Wednesday, January 23, 2008

PBS launches a nice Online Playground, and charges toll.

Is it just me, or is PBS, the not-for-profit network/channel, doing an end-around with their new site PBS Kids Play? For $9.95 a month, or $79 a year, your child can go online and play games much like those they buy on discs, with characters that they see on PBS. It looks like a very nice, very well done site, with a progress chart to let parents know that the time they spent ignoring their children was well spent. If I sound a little cynical, it is because the whole article about it in USA Today gave me a bad feeling.

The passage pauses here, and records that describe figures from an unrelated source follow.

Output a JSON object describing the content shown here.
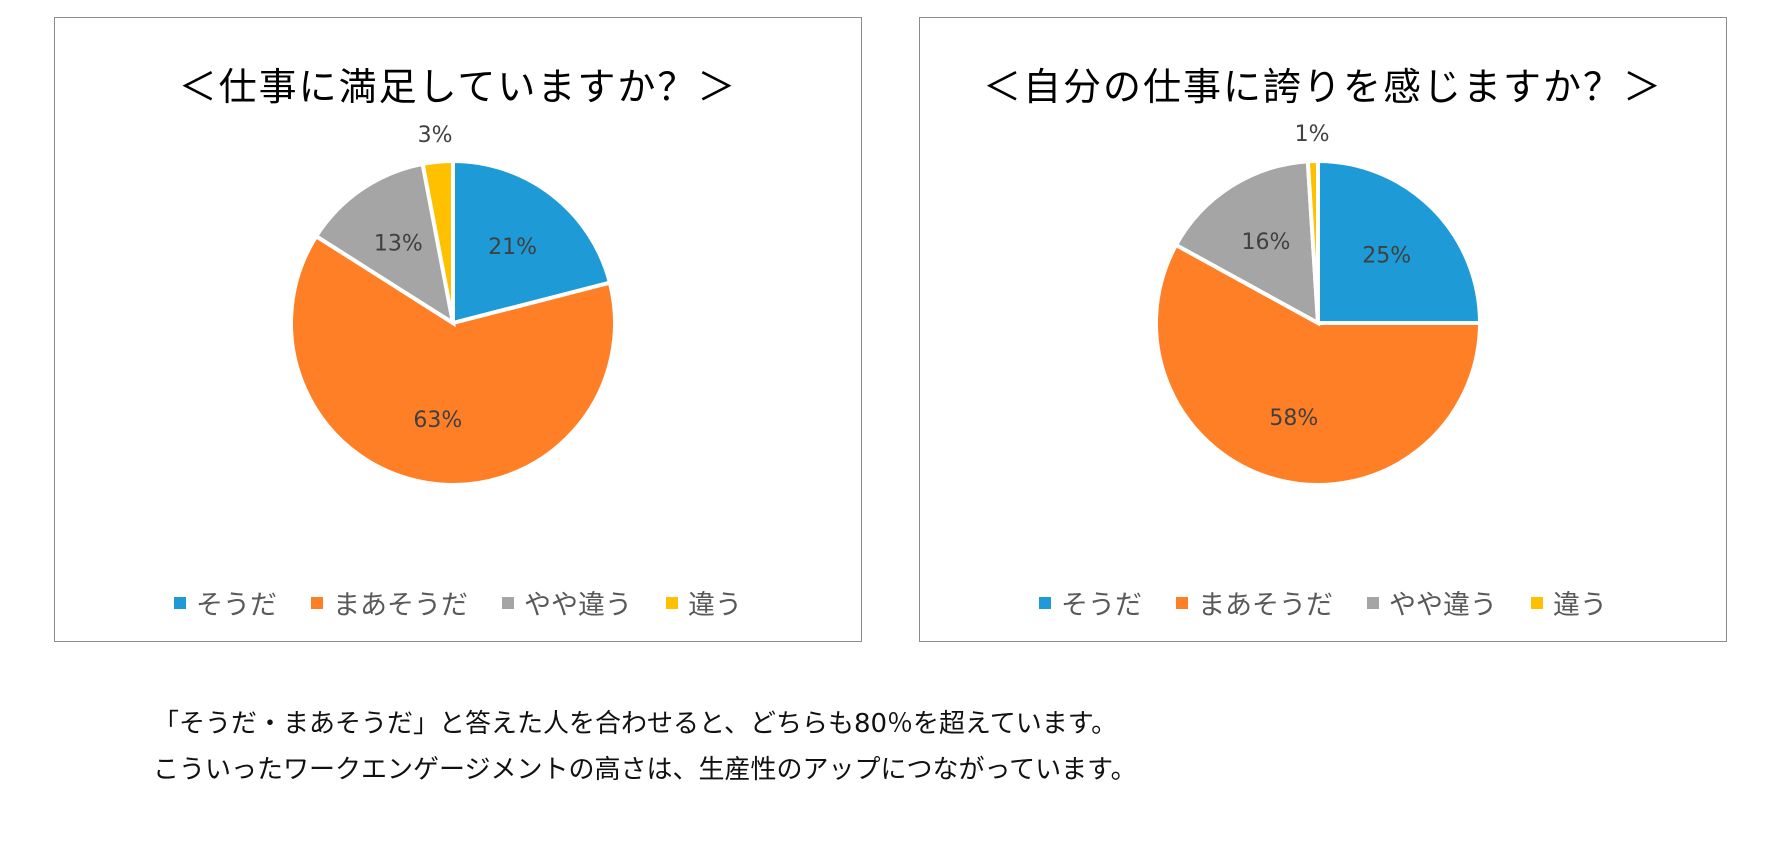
{
  "colors": {
    "sou_da": "#1E9BD7",
    "maa_sou_da": "#FF7F27",
    "yaya_chigau": "#A5A5A5",
    "chigau": "#FFC000"
  },
  "chart_data": [
    {
      "type": "pie",
      "title": "＜仕事に満足していますか？＞",
      "categories": [
        "そうだ",
        "まあそうだ",
        "やや違う",
        "違う"
      ],
      "values": [
        21,
        63,
        13,
        3
      ],
      "labels": [
        "21%",
        "63%",
        "13%",
        "3%"
      ],
      "legend": "bottom"
    },
    {
      "type": "pie",
      "title": "＜自分の仕事に誇りを感じますか？＞",
      "categories": [
        "そうだ",
        "まあそうだ",
        "やや違う",
        "違う"
      ],
      "values": [
        25,
        58,
        16,
        1
      ],
      "labels": [
        "25%",
        "58%",
        "16%",
        "1%"
      ],
      "legend": "bottom"
    }
  ],
  "caption": {
    "line1": "「そうだ・まあそうだ」と答えた人を合わせると、どちらも80％を超えています。",
    "line2": "こういったワークエンゲージメントの高さは、生産性のアップにつながっています。"
  }
}
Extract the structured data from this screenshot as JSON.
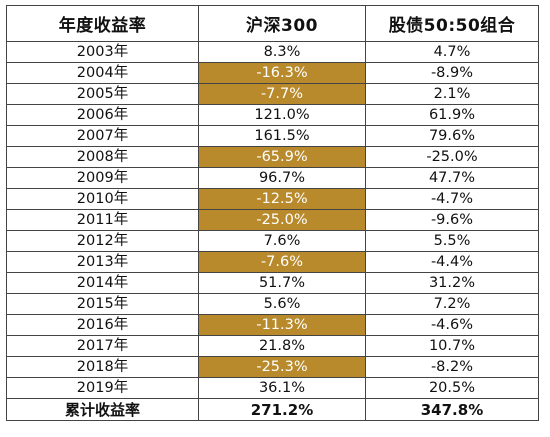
{
  "table": {
    "headers": [
      "年度收益率",
      "沪深300",
      "股债50:50组合"
    ],
    "rows": [
      {
        "year": "2003年",
        "hs300": "8.3%",
        "combo": "4.7%",
        "highlight": false
      },
      {
        "year": "2004年",
        "hs300": "-16.3%",
        "combo": "-8.9%",
        "highlight": true
      },
      {
        "year": "2005年",
        "hs300": "-7.7%",
        "combo": "2.1%",
        "highlight": true
      },
      {
        "year": "2006年",
        "hs300": "121.0%",
        "combo": "61.9%",
        "highlight": false
      },
      {
        "year": "2007年",
        "hs300": "161.5%",
        "combo": "79.6%",
        "highlight": false
      },
      {
        "year": "2008年",
        "hs300": "-65.9%",
        "combo": "-25.0%",
        "highlight": true
      },
      {
        "year": "2009年",
        "hs300": "96.7%",
        "combo": "47.7%",
        "highlight": false
      },
      {
        "year": "2010年",
        "hs300": "-12.5%",
        "combo": "-4.7%",
        "highlight": true
      },
      {
        "year": "2011年",
        "hs300": "-25.0%",
        "combo": "-9.6%",
        "highlight": true
      },
      {
        "year": "2012年",
        "hs300": "7.6%",
        "combo": "5.5%",
        "highlight": false
      },
      {
        "year": "2013年",
        "hs300": "-7.6%",
        "combo": "-4.4%",
        "highlight": true
      },
      {
        "year": "2014年",
        "hs300": "51.7%",
        "combo": "31.2%",
        "highlight": false
      },
      {
        "year": "2015年",
        "hs300": "5.6%",
        "combo": "7.2%",
        "highlight": false
      },
      {
        "year": "2016年",
        "hs300": "-11.3%",
        "combo": "-4.6%",
        "highlight": true
      },
      {
        "year": "2017年",
        "hs300": "21.8%",
        "combo": "10.7%",
        "highlight": false
      },
      {
        "year": "2018年",
        "hs300": "-25.3%",
        "combo": "-8.2%",
        "highlight": true
      },
      {
        "year": "2019年",
        "hs300": "36.1%",
        "combo": "20.5%",
        "highlight": false
      }
    ],
    "total": {
      "label": "累计收益率",
      "hs300": "271.2%",
      "combo": "347.8%"
    }
  },
  "colors": {
    "highlight_fill": "#b88a2c",
    "highlight_text": "#ffffff",
    "border": "#444444"
  }
}
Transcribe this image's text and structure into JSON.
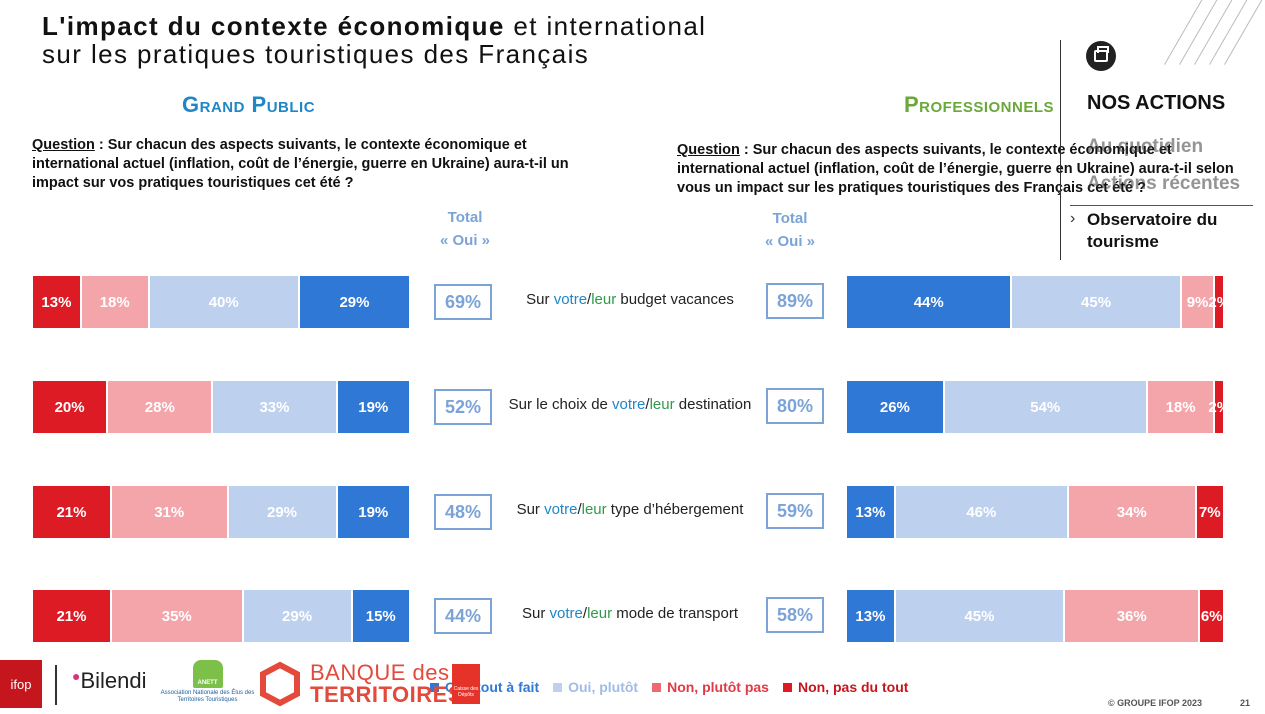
{
  "title": {
    "bold": "L'impact du contexte économique",
    "rest": " et international",
    "line2": "sur les pratiques touristiques des Français"
  },
  "gp_heading": "Grand Public",
  "pro_heading": "Professionnels",
  "question_gp": {
    "label": "Question",
    "text": " : Sur chacun des aspects suivants, le contexte économique et international actuel (inflation, coût de l’énergie, guerre en Ukraine) aura-t-il un impact sur vos pratiques touristiques cet été ?"
  },
  "question_pro": {
    "label": "Question",
    "text": " : Sur chacun des aspects suivants, le contexte économique et international actuel (inflation, coût de l’énergie, guerre en Ukraine) aura-t-il selon vous un impact sur les pratiques touristiques des Français cet été ?"
  },
  "total_header": {
    "line1": "Total",
    "line2": "« Oui »"
  },
  "chart_data": {
    "type": "bar",
    "orientation": "horizontal-stacked-100",
    "series_names": [
      "Oui, tout à fait",
      "Oui, plutôt",
      "Non, plutôt pas",
      "Non, pas du tout"
    ],
    "colors": {
      "Oui, tout à fait": "#2f78d6",
      "Oui, plutôt": "#bdd1ef",
      "Non, plutôt pas": "#f4a5aa",
      "Non, pas du tout": "#dc1b24"
    },
    "rows": [
      {
        "label": {
          "pre": "Sur ",
          "votre": "votre",
          "slash": "/",
          "leur": "leur",
          "post": " budget vacances"
        },
        "grand_public": {
          "non_pas": 13,
          "non_plutot": 18,
          "oui_plutot": 40,
          "oui_fait": 29,
          "total_oui": "69%"
        },
        "professionnels": {
          "oui_fait": 44,
          "oui_plutot": 45,
          "non_plutot": 9,
          "non_pas": 2,
          "total_oui": "89%"
        }
      },
      {
        "label": {
          "pre": "Sur le choix de ",
          "votre": "votre",
          "slash": "/",
          "leur": "leur",
          "post": " destination"
        },
        "grand_public": {
          "non_pas": 20,
          "non_plutot": 28,
          "oui_plutot": 33,
          "oui_fait": 19,
          "total_oui": "52%"
        },
        "professionnels": {
          "oui_fait": 26,
          "oui_plutot": 54,
          "non_plutot": 18,
          "non_pas": 2,
          "total_oui": "80%"
        }
      },
      {
        "label": {
          "pre": "Sur ",
          "votre": "votre",
          "slash": "/",
          "leur": "leur",
          "post": " type d’hébergement"
        },
        "grand_public": {
          "non_pas": 21,
          "non_plutot": 31,
          "oui_plutot": 29,
          "oui_fait": 19,
          "total_oui": "48%"
        },
        "professionnels": {
          "oui_fait": 13,
          "oui_plutot": 46,
          "non_plutot": 34,
          "non_pas": 7,
          "total_oui": "59%"
        }
      },
      {
        "label": {
          "pre": "Sur ",
          "votre": "votre",
          "slash": "/",
          "leur": "leur",
          "post": " mode de transport"
        },
        "grand_public": {
          "non_pas": 21,
          "non_plutot": 35,
          "oui_plutot": 29,
          "oui_fait": 15,
          "total_oui": "44%"
        },
        "professionnels": {
          "oui_fait": 13,
          "oui_plutot": 45,
          "non_plutot": 36,
          "non_pas": 6,
          "total_oui": "58%"
        }
      }
    ]
  },
  "legend": {
    "oui_fait": "Oui, tout à fait",
    "oui_plutot": "Oui, plutôt",
    "non_plutot": "Non, plutôt pas",
    "non_pas": "Non, pas du tout"
  },
  "nav": {
    "title": "NOS ACTIONS",
    "item1": "Au quotidien",
    "item2": "Actions récentes",
    "item3_line1": "Observatoire du",
    "item3_line2": "tourisme"
  },
  "logos": {
    "ifop": "ifop",
    "bilendi": "Bilendi",
    "anett_badge": "ANETT",
    "anett_text": "Association Nationale des Élus des Territoires Touristiques",
    "banque_line1": "BANQUE des",
    "banque_line2": "TERRITOIRES",
    "caisse": "Caisse des Dépôts"
  },
  "footer": {
    "copyright": "© GROUPE IFOP 2023",
    "page": "21"
  }
}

I first read about the site from an RSS feed at 901 AM to USA Today . First of all, I'm not completely ignorant of the laws of economics, I know they have to find some way to pay for it, but aren't they supposed to do that with their endless begging like they do for television? The article says that free membership may be offered to donors. The site is supposed to be ad-free, so there has to be something to support it, but the tone is not one of a not-for-profit organization.

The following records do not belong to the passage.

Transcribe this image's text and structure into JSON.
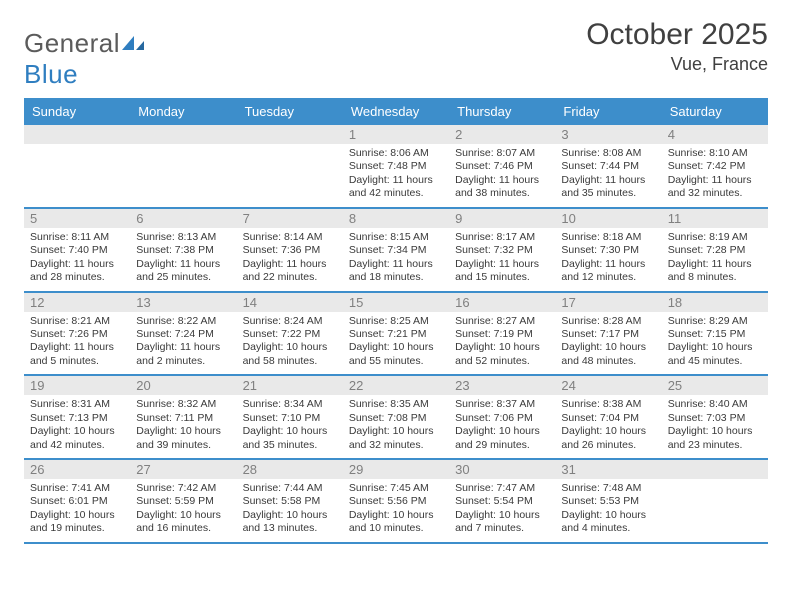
{
  "header": {
    "logo_word1": "General",
    "logo_word2": "Blue",
    "month_title": "October 2025",
    "location": "Vue, France"
  },
  "colors": {
    "header_bar": "#3d8ecb",
    "week_divider": "#3d8ecb",
    "daybar_bg": "#e9e9e9",
    "text": "#3a3a3a",
    "daynum": "#808080"
  },
  "day_labels": [
    "Sunday",
    "Monday",
    "Tuesday",
    "Wednesday",
    "Thursday",
    "Friday",
    "Saturday"
  ],
  "weeks": [
    [
      null,
      null,
      null,
      {
        "n": "1",
        "sr": "8:06 AM",
        "ss": "7:48 PM",
        "dl": "11 hours and 42 minutes."
      },
      {
        "n": "2",
        "sr": "8:07 AM",
        "ss": "7:46 PM",
        "dl": "11 hours and 38 minutes."
      },
      {
        "n": "3",
        "sr": "8:08 AM",
        "ss": "7:44 PM",
        "dl": "11 hours and 35 minutes."
      },
      {
        "n": "4",
        "sr": "8:10 AM",
        "ss": "7:42 PM",
        "dl": "11 hours and 32 minutes."
      }
    ],
    [
      {
        "n": "5",
        "sr": "8:11 AM",
        "ss": "7:40 PM",
        "dl": "11 hours and 28 minutes."
      },
      {
        "n": "6",
        "sr": "8:13 AM",
        "ss": "7:38 PM",
        "dl": "11 hours and 25 minutes."
      },
      {
        "n": "7",
        "sr": "8:14 AM",
        "ss": "7:36 PM",
        "dl": "11 hours and 22 minutes."
      },
      {
        "n": "8",
        "sr": "8:15 AM",
        "ss": "7:34 PM",
        "dl": "11 hours and 18 minutes."
      },
      {
        "n": "9",
        "sr": "8:17 AM",
        "ss": "7:32 PM",
        "dl": "11 hours and 15 minutes."
      },
      {
        "n": "10",
        "sr": "8:18 AM",
        "ss": "7:30 PM",
        "dl": "11 hours and 12 minutes."
      },
      {
        "n": "11",
        "sr": "8:19 AM",
        "ss": "7:28 PM",
        "dl": "11 hours and 8 minutes."
      }
    ],
    [
      {
        "n": "12",
        "sr": "8:21 AM",
        "ss": "7:26 PM",
        "dl": "11 hours and 5 minutes."
      },
      {
        "n": "13",
        "sr": "8:22 AM",
        "ss": "7:24 PM",
        "dl": "11 hours and 2 minutes."
      },
      {
        "n": "14",
        "sr": "8:24 AM",
        "ss": "7:22 PM",
        "dl": "10 hours and 58 minutes."
      },
      {
        "n": "15",
        "sr": "8:25 AM",
        "ss": "7:21 PM",
        "dl": "10 hours and 55 minutes."
      },
      {
        "n": "16",
        "sr": "8:27 AM",
        "ss": "7:19 PM",
        "dl": "10 hours and 52 minutes."
      },
      {
        "n": "17",
        "sr": "8:28 AM",
        "ss": "7:17 PM",
        "dl": "10 hours and 48 minutes."
      },
      {
        "n": "18",
        "sr": "8:29 AM",
        "ss": "7:15 PM",
        "dl": "10 hours and 45 minutes."
      }
    ],
    [
      {
        "n": "19",
        "sr": "8:31 AM",
        "ss": "7:13 PM",
        "dl": "10 hours and 42 minutes."
      },
      {
        "n": "20",
        "sr": "8:32 AM",
        "ss": "7:11 PM",
        "dl": "10 hours and 39 minutes."
      },
      {
        "n": "21",
        "sr": "8:34 AM",
        "ss": "7:10 PM",
        "dl": "10 hours and 35 minutes."
      },
      {
        "n": "22",
        "sr": "8:35 AM",
        "ss": "7:08 PM",
        "dl": "10 hours and 32 minutes."
      },
      {
        "n": "23",
        "sr": "8:37 AM",
        "ss": "7:06 PM",
        "dl": "10 hours and 29 minutes."
      },
      {
        "n": "24",
        "sr": "8:38 AM",
        "ss": "7:04 PM",
        "dl": "10 hours and 26 minutes."
      },
      {
        "n": "25",
        "sr": "8:40 AM",
        "ss": "7:03 PM",
        "dl": "10 hours and 23 minutes."
      }
    ],
    [
      {
        "n": "26",
        "sr": "7:41 AM",
        "ss": "6:01 PM",
        "dl": "10 hours and 19 minutes."
      },
      {
        "n": "27",
        "sr": "7:42 AM",
        "ss": "5:59 PM",
        "dl": "10 hours and 16 minutes."
      },
      {
        "n": "28",
        "sr": "7:44 AM",
        "ss": "5:58 PM",
        "dl": "10 hours and 13 minutes."
      },
      {
        "n": "29",
        "sr": "7:45 AM",
        "ss": "5:56 PM",
        "dl": "10 hours and 10 minutes."
      },
      {
        "n": "30",
        "sr": "7:47 AM",
        "ss": "5:54 PM",
        "dl": "10 hours and 7 minutes."
      },
      {
        "n": "31",
        "sr": "7:48 AM",
        "ss": "5:53 PM",
        "dl": "10 hours and 4 minutes."
      },
      null
    ]
  ],
  "labels": {
    "sunrise": "Sunrise: ",
    "sunset": "Sunset: ",
    "daylight": "Daylight: "
  }
}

PBS Kids senior vice president Lesli Rotenberg says charging for online programming is "a new direction that is much more convenient for consumers" than packaged media such as CD-ROMs.

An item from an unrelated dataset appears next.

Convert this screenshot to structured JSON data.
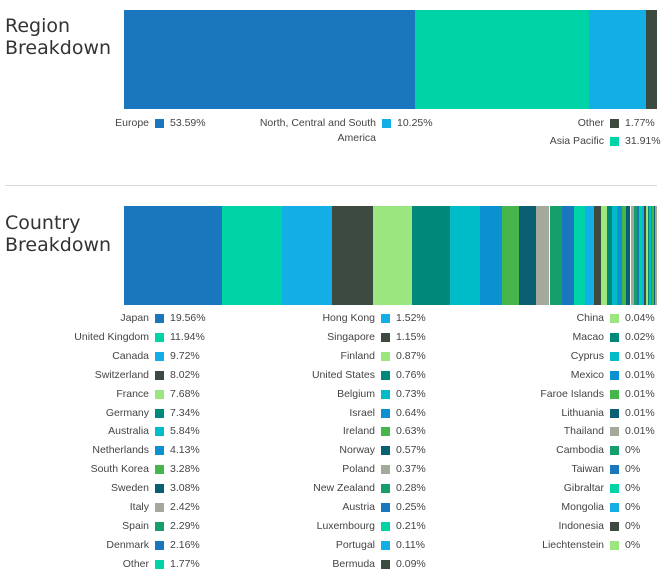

"This is an evolution," she says. "It's a new way to do business. And the public has always been very accepting of PBS being able to take profits from the sale of products and put them back into its media." - USA Today
The article goes on quoting the PBS executive, saying that to get this quality content, you are going to have to pay-for-it. I have two problems with that:
  • Why? Hasn't the online community found ways around that in every other area? Sure there are premium memberships, but good content is offered all over for free(period).
  • Why is PBS jumping up to start taking a profit? Though I realize it is big money and they deserve to get profits for their programming, $9.95 a month is excessive, on a Disney, Pixar or Warner Bros level.
This is a soon-to-be lucrative area. All of the fore-mentioned players are stepping up to the plate, and PBS should be playing the modest, for-the-good-of-the-kids providers. If the rationale is that only well-to-do families will have access to this area.. wake up, every child should have this access, without Mommy and Daddy having a gold card.